氮素调控基因对植物的氮素吸收、转运和同化有非常重要的调控作用，加强对植物氮素调控基因的研究对于提高作物的氮素利用率和农业的可持续发展意义重大。本项目利用正向遗传学方法克隆出了新的硝态氮负调控基因NSIG，拟从形态、生理生化及分子水平上系统研究NSIG的功能，阐明其调控硝态氮信号和代谢的机制；利用生物化学和遗传学的方法研究NSIG与IWS1（转录延伸因子）蛋白的互作及互作的关键区域，明确NSIG与IWS1在硝态氮调控方面的关系；通过RNA-seq和ChIP-seq分析，揭示NSIG和IWS1通过介导组蛋白甲基化调控硝态氮信号的分子机制。预期结果将为阐明植物硝态氮调控的机制及解析硝态氮调控的分子网络奠定基础，为培育高氮效的作物新品种和提高作物的氮素利用率提供理论依据和支撑。

Nitrogen regulatory genes play essential roles in nitrogen uptake, transport, and assimilation of plants. Identification and characterization of nitrate regulatory genes and underlining mechanisms are of great importance for improving the nitrogen use efficiency of crops and developing sustainable agriculture. In this research, we cloned a novel negative nitrate regulatory gene named NSIG by a forward genetics screen. We will investigate the function of NSIG gene in the morphological, physiological, biochemical and molecular levels to clarify its mechanisms in nitrate signaling and metabolism.

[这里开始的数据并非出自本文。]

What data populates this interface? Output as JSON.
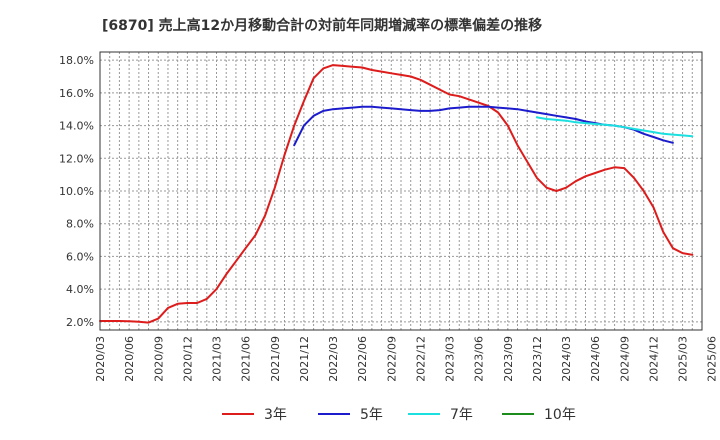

We will further test the interaction of NSIG and IWS1 proteins and find the key domain responsible for their interaction. The relationship of NSIG and IWS1 genes in the nitrate regulatory pathway will be studied by using the genetic methods. Furthermore, we will perform the RNA-seq and ChIP-seq to explore the underlying molecular mechanisms that NSIG and IWS1 regulate the nitrate signaling mediated by the histone methylation. These expected results will lay the foundation for deciphering the mechanisms of nitrate regulation and improving the nitrate regulatory network. This research will provide theoretical basis and support for breeding new crop varieties with high nitrogen use efficiency and improving crop nitrogen utilization.